[Date Prev][Date Next][Thread Prev][Thread Next][Date Index][Thread Index]

libkse / libthr bugs?



On Fri, 27 Jun 2003, Mike Makonnen wrote:
> On Fri, 27 Jun 2003 00:26:33 -0400 (EDT)
> Daniel Eischen <eischen_(_at_)_vigrid_(_dot_)_com> wrote:
> 
> > 
> > Signal handling and locks (low-level, CV, mutex, etc) are
> > somewhat difficult to deal with, especially when there are
> > mutexes in libc that the application doesn't even see.
> > 
> 
> Heh. no kidding :-)
> 
> > In general, signals can't be deferred around big locks
> > (mutexes, CVs, rwlocks, etc), but may be around low-level
> > locks (which is what I think your patch is doing).
> 
> Correct. It wasn't designed to solve Marcel's problem. It was to narrow the
> possible culprits down.
> 
> > It is valid for an application to have a thread blocked
> > in pthread_mutex_lock(), pthread_cond_timedwait(), etc,
> > receive a signal.  The signal handler should run, but
> > those functions should not return EINTR; they should
> > continue blocking when the handler returns.
> >
> > It is also valid for a thread to be blocked in fwrite()
> > (or some other libc function that has locking) and
> > receive a signal.
> 
> Yes, this is my understanding as well-- unless they attempt to use a pthreads
> facility or call non-async safe libc routines from signal handlers, in which
> case all bets are off. I believe the pthread_cancel() family of functions is the
> only one that's guaranteed to be async safe.
> 
> 
> > In either case, you also have to handle the the thread
> > _not_ returning normally; it could [sig]longjmp() or
> > setcontext() out of the locked area.  So if you are keeping
> > any internal queues for mutexes, CVs, etc, you have
> > to ensure the thread is removed from the queue before
> > the signal handler is invoked, and then reinsert the
> > thread back into the queue if the signal handler
> > returns normally.
> 
> This is what I don't understand very well. Is it necessary in a 1:1 library? I
> can understand this sort of behind-the-scenes manipultaion in lic_r or libkse,
> where the uts might need to be protected from those kinds of situations. But for
> libthr, where all scheduling and signaling is taken care of in the kernel I
> would be inclined to say "all bets are off." As I wrote earlier, it's my
> understanding that the only pthreads routines you can rely on to be async safe
> are pthread_cancel() and friends.
> 
> I admit I could be grossly misunderstanding the situation, in which case I
> would really appreciate a clarification.

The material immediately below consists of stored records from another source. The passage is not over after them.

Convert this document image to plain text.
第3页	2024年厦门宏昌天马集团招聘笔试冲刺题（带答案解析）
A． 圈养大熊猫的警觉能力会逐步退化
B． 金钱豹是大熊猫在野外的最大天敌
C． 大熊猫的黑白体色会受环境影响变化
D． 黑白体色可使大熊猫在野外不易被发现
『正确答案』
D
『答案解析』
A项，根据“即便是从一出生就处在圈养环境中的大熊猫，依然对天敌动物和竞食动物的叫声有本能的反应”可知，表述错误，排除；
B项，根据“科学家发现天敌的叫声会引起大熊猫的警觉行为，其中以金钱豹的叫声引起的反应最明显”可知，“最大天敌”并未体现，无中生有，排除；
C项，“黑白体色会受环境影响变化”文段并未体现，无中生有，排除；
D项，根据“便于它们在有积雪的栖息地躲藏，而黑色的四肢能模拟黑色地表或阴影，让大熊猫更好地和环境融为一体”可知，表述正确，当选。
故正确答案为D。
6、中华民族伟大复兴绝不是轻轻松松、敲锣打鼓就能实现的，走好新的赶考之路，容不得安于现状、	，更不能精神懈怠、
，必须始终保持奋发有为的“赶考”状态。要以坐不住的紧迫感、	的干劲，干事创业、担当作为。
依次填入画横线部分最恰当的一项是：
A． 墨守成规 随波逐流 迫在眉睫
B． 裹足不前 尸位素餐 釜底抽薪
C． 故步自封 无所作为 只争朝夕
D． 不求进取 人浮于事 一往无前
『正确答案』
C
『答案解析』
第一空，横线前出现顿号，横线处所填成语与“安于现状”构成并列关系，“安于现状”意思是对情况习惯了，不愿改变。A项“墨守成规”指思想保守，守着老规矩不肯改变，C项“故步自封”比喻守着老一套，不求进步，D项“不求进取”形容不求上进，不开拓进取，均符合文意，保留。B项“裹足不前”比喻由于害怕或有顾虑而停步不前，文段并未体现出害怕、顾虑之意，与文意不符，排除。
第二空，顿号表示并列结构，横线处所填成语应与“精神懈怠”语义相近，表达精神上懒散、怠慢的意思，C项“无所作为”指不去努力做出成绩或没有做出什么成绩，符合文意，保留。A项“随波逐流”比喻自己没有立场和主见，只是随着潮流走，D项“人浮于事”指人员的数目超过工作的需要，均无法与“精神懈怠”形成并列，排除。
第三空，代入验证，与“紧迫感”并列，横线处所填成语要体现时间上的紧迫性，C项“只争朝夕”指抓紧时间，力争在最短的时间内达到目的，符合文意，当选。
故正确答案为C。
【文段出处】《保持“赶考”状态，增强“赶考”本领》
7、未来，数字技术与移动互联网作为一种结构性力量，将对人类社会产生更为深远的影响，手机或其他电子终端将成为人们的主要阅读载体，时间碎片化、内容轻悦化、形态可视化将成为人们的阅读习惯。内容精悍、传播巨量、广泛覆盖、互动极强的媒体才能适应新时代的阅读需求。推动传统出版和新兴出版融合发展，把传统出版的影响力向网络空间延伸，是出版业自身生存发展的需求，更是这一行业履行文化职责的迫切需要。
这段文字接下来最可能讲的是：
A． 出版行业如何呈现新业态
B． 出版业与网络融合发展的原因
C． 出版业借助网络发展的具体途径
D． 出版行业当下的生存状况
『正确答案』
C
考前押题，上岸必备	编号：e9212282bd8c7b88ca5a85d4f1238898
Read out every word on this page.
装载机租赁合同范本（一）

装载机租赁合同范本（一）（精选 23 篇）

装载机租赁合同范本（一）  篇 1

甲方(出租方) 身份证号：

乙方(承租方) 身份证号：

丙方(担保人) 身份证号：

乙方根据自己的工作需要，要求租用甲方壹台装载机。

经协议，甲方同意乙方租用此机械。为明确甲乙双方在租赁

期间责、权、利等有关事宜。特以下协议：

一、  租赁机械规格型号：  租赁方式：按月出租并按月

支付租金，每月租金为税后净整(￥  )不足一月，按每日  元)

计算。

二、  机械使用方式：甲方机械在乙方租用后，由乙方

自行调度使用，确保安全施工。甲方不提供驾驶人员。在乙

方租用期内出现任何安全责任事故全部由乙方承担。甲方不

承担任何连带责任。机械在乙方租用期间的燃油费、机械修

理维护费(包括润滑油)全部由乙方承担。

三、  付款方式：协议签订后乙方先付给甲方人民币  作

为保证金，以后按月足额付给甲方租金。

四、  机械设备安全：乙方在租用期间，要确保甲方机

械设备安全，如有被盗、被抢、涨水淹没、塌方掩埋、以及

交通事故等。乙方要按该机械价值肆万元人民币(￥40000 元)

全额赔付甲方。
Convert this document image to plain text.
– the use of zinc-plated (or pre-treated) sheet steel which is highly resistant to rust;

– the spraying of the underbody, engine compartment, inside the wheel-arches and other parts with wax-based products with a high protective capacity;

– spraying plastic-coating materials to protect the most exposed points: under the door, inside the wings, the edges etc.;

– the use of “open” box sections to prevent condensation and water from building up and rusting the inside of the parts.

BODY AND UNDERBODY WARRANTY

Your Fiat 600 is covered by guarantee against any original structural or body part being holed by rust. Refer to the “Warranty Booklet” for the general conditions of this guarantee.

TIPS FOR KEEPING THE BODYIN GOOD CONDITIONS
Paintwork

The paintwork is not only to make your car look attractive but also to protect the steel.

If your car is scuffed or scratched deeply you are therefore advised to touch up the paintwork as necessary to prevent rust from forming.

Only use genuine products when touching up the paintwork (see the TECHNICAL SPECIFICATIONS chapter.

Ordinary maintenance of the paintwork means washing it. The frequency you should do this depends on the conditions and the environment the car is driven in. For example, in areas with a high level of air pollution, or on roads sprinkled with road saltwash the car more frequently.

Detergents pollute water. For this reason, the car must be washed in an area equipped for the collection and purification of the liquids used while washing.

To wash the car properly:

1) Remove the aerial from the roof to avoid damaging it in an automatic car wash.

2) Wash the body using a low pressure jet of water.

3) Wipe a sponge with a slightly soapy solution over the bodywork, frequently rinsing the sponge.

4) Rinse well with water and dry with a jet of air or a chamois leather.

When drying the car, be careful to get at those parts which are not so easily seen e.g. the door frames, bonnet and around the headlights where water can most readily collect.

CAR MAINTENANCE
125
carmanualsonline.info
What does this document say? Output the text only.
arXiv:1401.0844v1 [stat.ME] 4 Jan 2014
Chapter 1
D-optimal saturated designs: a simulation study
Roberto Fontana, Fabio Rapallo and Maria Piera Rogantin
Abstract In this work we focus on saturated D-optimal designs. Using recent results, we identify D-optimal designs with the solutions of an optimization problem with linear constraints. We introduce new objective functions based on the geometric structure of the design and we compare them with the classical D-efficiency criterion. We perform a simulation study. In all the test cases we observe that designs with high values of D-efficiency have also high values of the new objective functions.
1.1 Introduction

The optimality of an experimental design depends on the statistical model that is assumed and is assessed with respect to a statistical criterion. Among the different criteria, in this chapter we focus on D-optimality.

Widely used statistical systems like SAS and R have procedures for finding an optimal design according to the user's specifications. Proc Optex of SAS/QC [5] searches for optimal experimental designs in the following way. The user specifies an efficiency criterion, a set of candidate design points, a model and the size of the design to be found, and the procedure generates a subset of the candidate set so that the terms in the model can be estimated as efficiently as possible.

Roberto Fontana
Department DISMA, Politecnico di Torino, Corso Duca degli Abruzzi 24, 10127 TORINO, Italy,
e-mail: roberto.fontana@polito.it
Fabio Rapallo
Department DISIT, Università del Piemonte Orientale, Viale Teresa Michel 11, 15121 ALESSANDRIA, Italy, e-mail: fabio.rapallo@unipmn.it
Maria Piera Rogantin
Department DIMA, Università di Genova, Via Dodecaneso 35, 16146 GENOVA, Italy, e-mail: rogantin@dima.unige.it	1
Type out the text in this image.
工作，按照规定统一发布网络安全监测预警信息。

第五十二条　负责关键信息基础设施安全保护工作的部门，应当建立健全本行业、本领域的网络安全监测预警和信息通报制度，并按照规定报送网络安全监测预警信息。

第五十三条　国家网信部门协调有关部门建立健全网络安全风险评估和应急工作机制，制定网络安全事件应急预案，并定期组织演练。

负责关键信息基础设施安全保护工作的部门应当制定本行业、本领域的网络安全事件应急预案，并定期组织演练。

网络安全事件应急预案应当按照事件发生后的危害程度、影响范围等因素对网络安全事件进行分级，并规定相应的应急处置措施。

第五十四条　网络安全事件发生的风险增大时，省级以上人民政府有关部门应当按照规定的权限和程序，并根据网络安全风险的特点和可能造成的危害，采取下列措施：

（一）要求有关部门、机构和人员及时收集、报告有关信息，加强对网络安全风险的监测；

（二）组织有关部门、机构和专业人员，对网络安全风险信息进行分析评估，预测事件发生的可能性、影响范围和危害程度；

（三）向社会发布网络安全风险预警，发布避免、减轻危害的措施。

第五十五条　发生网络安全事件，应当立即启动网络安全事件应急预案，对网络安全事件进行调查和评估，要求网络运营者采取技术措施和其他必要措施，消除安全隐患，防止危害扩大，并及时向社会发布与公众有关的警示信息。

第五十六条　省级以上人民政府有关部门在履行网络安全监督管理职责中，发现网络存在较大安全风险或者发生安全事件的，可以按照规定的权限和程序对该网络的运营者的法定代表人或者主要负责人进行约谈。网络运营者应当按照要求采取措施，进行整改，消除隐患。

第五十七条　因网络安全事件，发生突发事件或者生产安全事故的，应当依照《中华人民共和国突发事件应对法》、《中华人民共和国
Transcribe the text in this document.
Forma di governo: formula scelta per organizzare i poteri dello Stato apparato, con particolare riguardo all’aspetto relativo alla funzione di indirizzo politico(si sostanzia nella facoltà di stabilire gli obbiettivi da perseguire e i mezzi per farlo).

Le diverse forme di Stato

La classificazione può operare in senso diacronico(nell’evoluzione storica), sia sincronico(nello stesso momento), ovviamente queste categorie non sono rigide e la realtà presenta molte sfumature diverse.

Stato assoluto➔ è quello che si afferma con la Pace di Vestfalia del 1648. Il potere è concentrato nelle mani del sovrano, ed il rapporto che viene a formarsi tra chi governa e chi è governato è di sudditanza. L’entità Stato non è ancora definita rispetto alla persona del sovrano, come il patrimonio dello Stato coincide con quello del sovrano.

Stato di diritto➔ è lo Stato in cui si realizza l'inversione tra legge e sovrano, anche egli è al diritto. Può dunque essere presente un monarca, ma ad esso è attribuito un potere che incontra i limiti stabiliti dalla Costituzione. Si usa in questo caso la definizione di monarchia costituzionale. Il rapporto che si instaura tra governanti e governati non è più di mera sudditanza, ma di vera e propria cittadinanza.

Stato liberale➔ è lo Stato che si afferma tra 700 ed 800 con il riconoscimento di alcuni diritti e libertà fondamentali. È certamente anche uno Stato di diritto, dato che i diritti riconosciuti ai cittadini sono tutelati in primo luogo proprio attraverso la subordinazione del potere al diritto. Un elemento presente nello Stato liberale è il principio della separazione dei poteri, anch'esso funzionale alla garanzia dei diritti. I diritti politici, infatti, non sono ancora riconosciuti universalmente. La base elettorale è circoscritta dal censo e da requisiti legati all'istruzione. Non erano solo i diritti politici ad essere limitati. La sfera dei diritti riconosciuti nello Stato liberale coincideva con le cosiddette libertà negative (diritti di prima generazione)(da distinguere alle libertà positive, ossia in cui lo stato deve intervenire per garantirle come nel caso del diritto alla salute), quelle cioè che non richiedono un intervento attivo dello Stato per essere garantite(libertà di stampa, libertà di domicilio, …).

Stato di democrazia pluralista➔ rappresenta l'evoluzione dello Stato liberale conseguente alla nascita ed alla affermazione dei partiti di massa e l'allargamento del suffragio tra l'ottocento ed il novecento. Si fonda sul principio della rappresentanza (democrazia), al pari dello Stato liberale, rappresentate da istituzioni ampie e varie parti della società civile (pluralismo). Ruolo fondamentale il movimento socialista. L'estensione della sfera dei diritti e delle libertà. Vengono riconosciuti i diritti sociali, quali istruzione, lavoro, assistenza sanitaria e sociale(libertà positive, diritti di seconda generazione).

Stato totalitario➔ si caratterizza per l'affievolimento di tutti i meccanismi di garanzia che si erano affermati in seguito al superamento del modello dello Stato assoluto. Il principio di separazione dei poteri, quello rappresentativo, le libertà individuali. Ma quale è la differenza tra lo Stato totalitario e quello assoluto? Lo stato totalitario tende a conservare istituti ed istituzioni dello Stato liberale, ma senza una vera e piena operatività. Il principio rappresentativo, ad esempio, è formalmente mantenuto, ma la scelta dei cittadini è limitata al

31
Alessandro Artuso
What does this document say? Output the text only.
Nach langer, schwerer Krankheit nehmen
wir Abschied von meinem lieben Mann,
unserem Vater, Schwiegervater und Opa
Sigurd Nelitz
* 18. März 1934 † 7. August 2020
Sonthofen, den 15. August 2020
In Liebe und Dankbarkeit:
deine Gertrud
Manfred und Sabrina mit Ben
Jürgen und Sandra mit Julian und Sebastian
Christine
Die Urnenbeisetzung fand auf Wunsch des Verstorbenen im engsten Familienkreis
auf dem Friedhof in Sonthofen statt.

To answer your first question, yes, I think it's necessary.
Here's an example:

	void
	sigalarmhandler(int sig)
	{
		longjmp(env, 1);
	}

	int
	somenslookup(...)
	{
		...
		alarm(5);	/* Wait a maximum of 5 seconds. */
		if (setjmp(env) == 0) {
			nsdispatch(...);
			return (0);
		}
		return (-1);
	}

Now perhaps this isn't the best example; imagine using
something that used malloc()/free() or any one of the other
locked libc functions.  There is also the use of application
level-locks which should work similarly, but by using libc
example I avoid any argument about "the application shouldn't
be doing that" :-)

It's also possible that the thread calls the same set
of libc functions again, and if it isn't removed from
the internal mutex queue, then you'd get the exact
error message Marcel was seeing (already on mutexq).

-- 
Dan Eischen